This post is largely a personal musing; the substantive content has been discussed elsewhere by many other authors.
One of the things that has most transformed the way I look at the world has been cognitive science, specifically the philosophical understanding that grounds it: Seeing the brain as a collection of cognitive algorithms running on biological hardware. This focus on not just what the brain does but how it might do it is fundamentally transformative.
For as long as I can remember, I had known about the types of psychological facts commonly reported in the news: For instance, that this particular region of the brain controls this particular function, or that certain drugs can treat certain brain disorders by acting in certain ways.

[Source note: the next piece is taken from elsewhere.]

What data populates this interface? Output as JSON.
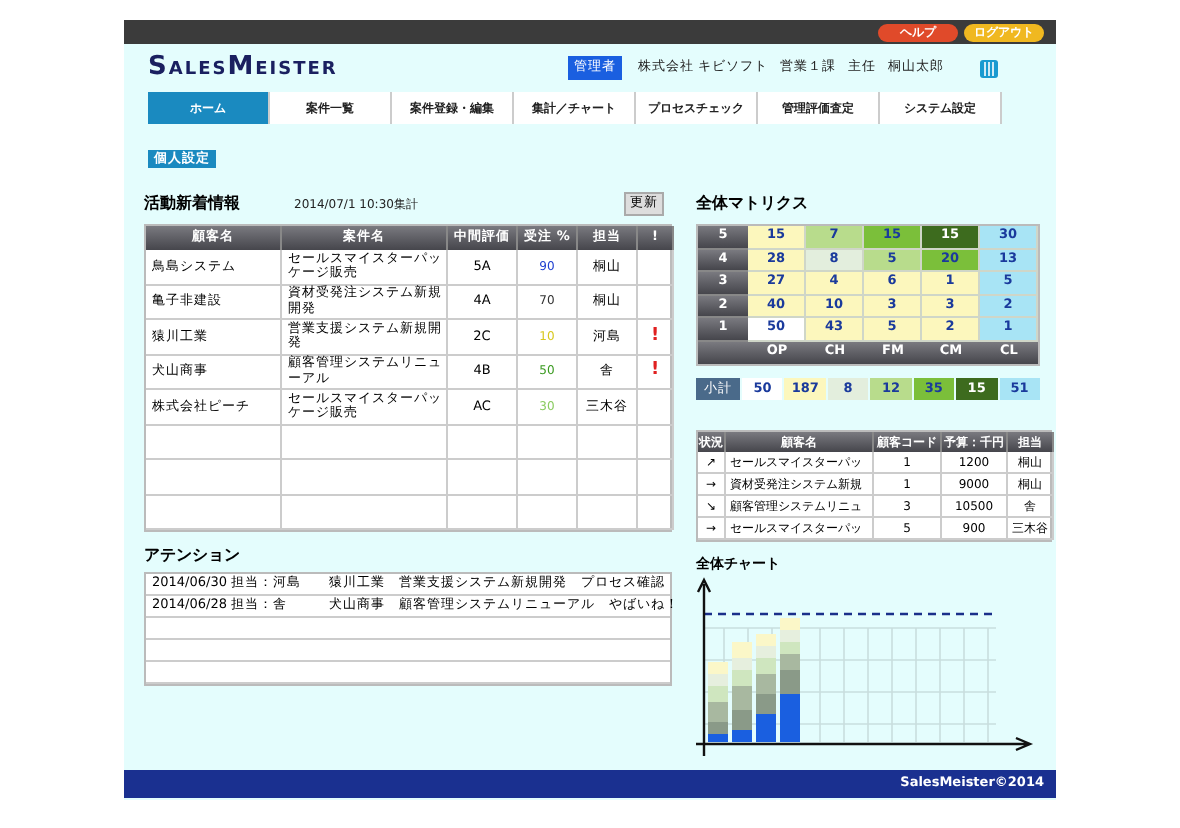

And it's basic knowledge to almost everyone on the planet that operations inside the head are somehow important for cognitive function, because when people damage their brains, they lose certain abilities.
While I knew all of this abstractly, I never thought much about what it implied philosophically. I saw myself largely as a homunculus, a black box that performed various behaviors and had various emotions over time. Psychology, then, was like macroeconomics or population biology: What sort of trends do these black boxes tend to exhibit in given circumstances? I didn't think about the fact that my behaviors could be reduced further to particular cognitive-processing steps inside my brain.
Yet it seems pretty clear that such a reduction is possible. Think about computers, for instance. Like a human, a computer exhibits particular behaviors in particular circumstances, and certain types of damage cause certain, predictable malfunctions. Yet I don't think I ever pictured a computer as a distinct inner self that might potentially have free will; there were no ghosts or phantoms inside the machine. Once I had some exposure to computer architecture and software design, I could imagine what kinds of operations might be going on behind, say, my text-editor program. So why I did I picture other people and myself differently? My conceptions reflected how an algorithm feels from inside; I simply stopped at the basic homunculus intuition without breaking it apart.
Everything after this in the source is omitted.